Мне представилось, что она стоит на континенте слышащих и сокрушается, видя, как я ухожу в открытое море навстречу глухим островитянам.
— Выучишь язык жестов, — ответила я, глядя в ее увлажнившиеся глаза.
Думаю, провоцируя ее, я провоцировала саму себя.
Моя семья, Тома, Анна, коллеги — весь мир останется на этом континенте. Я порву с галдящей стаей, оставлю их в социально-экономическом буйстве, поначалу буду одна, сяду в лодку, которую сооружу собственными силами, и она поплывет по моей воле, я пройду через неспокойные волны, во мраке тишины, стану отшельницей вроде Робинзона Крузо, покину цивилизацию нагой и, вооружившись только лишь упорством, буду налегать на весла своими хилыми руками.
По прошествии дней и ночей я привыкну к этому безрельефному пейзажу. Я его полюблю, и постепенно свет станет ярче, все засверкает в тишине, и мир засияет для меня по-новому. Наконец, я буду готова причалить к земле глухих.

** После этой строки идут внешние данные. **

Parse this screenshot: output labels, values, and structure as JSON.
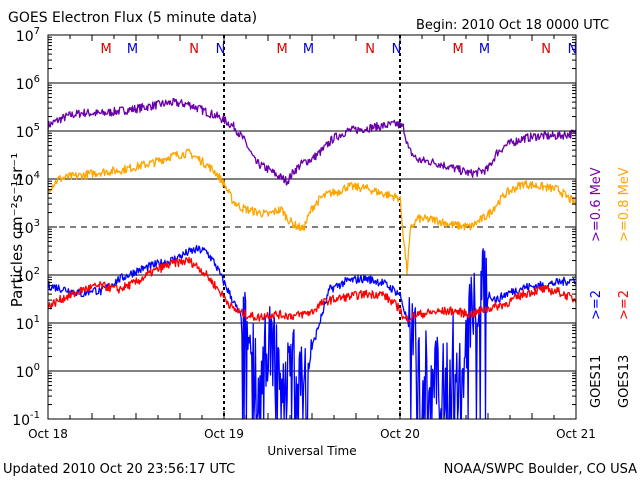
{
  "chart_data": {
    "type": "line",
    "title": "GOES Electron Flux (5 minute data)",
    "begin_text": "Begin: 2010 Oct 18 0000 UTC",
    "ylabel": "Particles cm⁻²s⁻¹sr⁻¹",
    "xlabel": "Universal Time",
    "x_tick_labels": [
      "Oct 18",
      "Oct 19",
      "Oct 20",
      "Oct 21"
    ],
    "x_range_days": [
      0,
      3
    ],
    "y_scale": "log",
    "ylim": [
      0.1,
      10000000
    ],
    "y_tick_labels": [
      {
        "base": "10",
        "exp": "-1"
      },
      {
        "base": "10",
        "exp": "0"
      },
      {
        "base": "10",
        "exp": "1"
      },
      {
        "base": "10",
        "exp": "2"
      },
      {
        "base": "10",
        "exp": "3"
      },
      {
        "base": "10",
        "exp": "4"
      },
      {
        "base": "10",
        "exp": "5"
      },
      {
        "base": "10",
        "exp": "6"
      },
      {
        "base": "10",
        "exp": "7"
      }
    ],
    "grid_lines": [
      {
        "value": 1,
        "style": "solid"
      },
      {
        "value": 10,
        "style": "solid"
      },
      {
        "value": 100,
        "style": "solid"
      },
      {
        "value": 1000,
        "style": "dashed"
      },
      {
        "value": 10000,
        "style": "solid"
      },
      {
        "value": 100000,
        "style": "solid"
      },
      {
        "value": 1000000,
        "style": "solid"
      }
    ],
    "markers": [
      {
        "label": "M",
        "day": 0.33,
        "color": "#dd0000"
      },
      {
        "label": "M",
        "day": 0.48,
        "color": "#0000dd"
      },
      {
        "label": "N",
        "day": 0.83,
        "color": "#dd0000"
      },
      {
        "label": "N",
        "day": 0.98,
        "color": "#0000dd"
      },
      {
        "label": "M",
        "day": 1.33,
        "color": "#dd0000"
      },
      {
        "label": "M",
        "day": 1.48,
        "color": "#0000dd"
      },
      {
        "label": "N",
        "day": 1.83,
        "color": "#dd0000"
      },
      {
        "label": "N",
        "day": 1.98,
        "color": "#0000dd"
      },
      {
        "label": "M",
        "day": 2.33,
        "color": "#dd0000"
      },
      {
        "label": "M",
        "day": 2.48,
        "color": "#0000dd"
      },
      {
        "label": "N",
        "day": 2.83,
        "color": "#dd0000"
      },
      {
        "label": "N",
        "day": 2.98,
        "color": "#0000dd"
      }
    ],
    "legend": {
      "goes11": {
        "name": "GOES11",
        "label_06": ">=0.6 MeV",
        "label_2": ">=2",
        "color_06": "#7700aa",
        "color_2": "#0000ff"
      },
      "goes13": {
        "name": "GOES13",
        "label_08": ">=0.8 MeV",
        "label_2": ">=2",
        "color_08": "#ffa500",
        "color_2": "#ff0000"
      }
    },
    "series": [
      {
        "id": "g11_06",
        "color": "#6a00a8",
        "spiky": false,
        "x": [
          0.0,
          0.06,
          0.12,
          0.2,
          0.3,
          0.4,
          0.5,
          0.6,
          0.7,
          0.8,
          0.85,
          0.9,
          0.95,
          1.0,
          1.06,
          1.12,
          1.18,
          1.25,
          1.3,
          1.36,
          1.4,
          1.45,
          1.5,
          1.56,
          1.62,
          1.7,
          1.78,
          1.85,
          1.92,
          1.98,
          2.02,
          2.05,
          2.1,
          2.2,
          2.3,
          2.4,
          2.45,
          2.5,
          2.55,
          2.6,
          2.65,
          2.7,
          2.75,
          2.8,
          2.85,
          2.9,
          2.95,
          3.0
        ],
        "y": [
          130000,
          170000,
          210000,
          240000,
          230000,
          260000,
          290000,
          340000,
          390000,
          360000,
          300000,
          250000,
          210000,
          170000,
          120000,
          60000,
          22000,
          16000,
          12000,
          9000,
          15000,
          22000,
          26000,
          40000,
          70000,
          100000,
          110000,
          120000,
          130000,
          140000,
          120000,
          40000,
          25000,
          22000,
          17000,
          13000,
          14000,
          16000,
          35000,
          50000,
          60000,
          70000,
          75000,
          80000,
          78000,
          80000,
          85000,
          90000
        ]
      },
      {
        "id": "g13_08",
        "color": "#ffa500",
        "spiky": false,
        "x": [
          0.0,
          0.06,
          0.12,
          0.2,
          0.3,
          0.4,
          0.5,
          0.6,
          0.7,
          0.8,
          0.85,
          0.9,
          0.95,
          1.0,
          1.05,
          1.1,
          1.15,
          1.2,
          1.25,
          1.3,
          1.33,
          1.36,
          1.4,
          1.45,
          1.5,
          1.55,
          1.6,
          1.65,
          1.7,
          1.8,
          1.9,
          2.0,
          2.02,
          2.04,
          2.06,
          2.1,
          2.2,
          2.3,
          2.4,
          2.5,
          2.55,
          2.6,
          2.7,
          2.8,
          2.9,
          3.0
        ],
        "y": [
          6000,
          10000,
          11000,
          12000,
          14000,
          15000,
          18000,
          22000,
          30000,
          35000,
          27000,
          20000,
          14000,
          8000,
          3500,
          2500,
          2200,
          2000,
          1800,
          2200,
          2300,
          1500,
          1100,
          900,
          2500,
          4000,
          5000,
          5500,
          7000,
          6500,
          5000,
          4000,
          600,
          120,
          900,
          1500,
          1400,
          1100,
          1000,
          1800,
          3000,
          5000,
          8000,
          7000,
          6000,
          3000
        ]
      },
      {
        "id": "g11_2",
        "color": "#0000ff",
        "spiky": true,
        "x": [
          0.0,
          0.05,
          0.1,
          0.15,
          0.2,
          0.25,
          0.3,
          0.4,
          0.5,
          0.6,
          0.7,
          0.8,
          0.85,
          0.9,
          0.95,
          1.0,
          1.05,
          1.1,
          1.13,
          1.16,
          1.2,
          1.25,
          1.3,
          1.35,
          1.4,
          1.45,
          1.5,
          1.6,
          1.7,
          1.8,
          1.9,
          2.0,
          2.05,
          2.1,
          2.15,
          2.2,
          2.25,
          2.3,
          2.35,
          2.4,
          2.45,
          2.5,
          2.55,
          2.6,
          2.7,
          2.8,
          2.9,
          3.0
        ],
        "y": [
          60,
          55,
          50,
          45,
          40,
          50,
          45,
          80,
          120,
          160,
          200,
          300,
          340,
          310,
          170,
          70,
          30,
          12,
          3,
          1,
          0.3,
          2,
          1,
          0.3,
          1,
          0.3,
          3,
          50,
          75,
          85,
          70,
          40,
          8,
          3,
          1,
          0.5,
          0.3,
          2,
          0.2,
          8,
          20,
          40,
          30,
          40,
          55,
          60,
          70,
          80
        ],
        "spike_ranges": [
          [
            1.1,
            1.5
          ],
          [
            2.05,
            2.5
          ]
        ]
      },
      {
        "id": "g13_2",
        "color": "#ff0000",
        "spiky": false,
        "x": [
          0.0,
          0.05,
          0.1,
          0.15,
          0.2,
          0.25,
          0.3,
          0.4,
          0.5,
          0.6,
          0.7,
          0.8,
          0.85,
          0.9,
          0.95,
          1.0,
          1.05,
          1.1,
          1.15,
          1.2,
          1.25,
          1.3,
          1.4,
          1.5,
          1.55,
          1.6,
          1.7,
          1.8,
          1.9,
          2.0,
          2.02,
          2.05,
          2.1,
          2.2,
          2.3,
          2.4,
          2.5,
          2.6,
          2.7,
          2.8,
          2.9,
          3.0
        ],
        "y": [
          22,
          28,
          35,
          40,
          50,
          55,
          60,
          50,
          70,
          120,
          170,
          200,
          150,
          100,
          60,
          35,
          20,
          16,
          14,
          13,
          15,
          15,
          14,
          17,
          25,
          30,
          35,
          40,
          40,
          20,
          12,
          13,
          15,
          17,
          18,
          15,
          20,
          25,
          40,
          50,
          45,
          30
        ]
      }
    ]
  },
  "footer": {
    "updated": "Updated 2010 Oct 20 23:56:17 UTC",
    "credit": "NOAA/SWPC Boulder, CO USA"
  }
}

Их тесное сообщество примет меня, и мы заговорим на языке цветов.
— Луиза, ты не можешь так со мной поступить!
Мама произнесла это, повысив голос настолько, чтобы я услышала ее слова.
Она отворачивалась от меня, причитая и пытаясь унять свои нервы машинальными движениями, будто если разгладить складки на скатерти, мир снова станет тем спокойным и комфортным местом, где моя мать могла улечься калачиком.
Мы заперлись в горечи плотной тишины непонимания, затерялись в дремучем лесу, возведя заслоны — каждая от своих собственных тревог.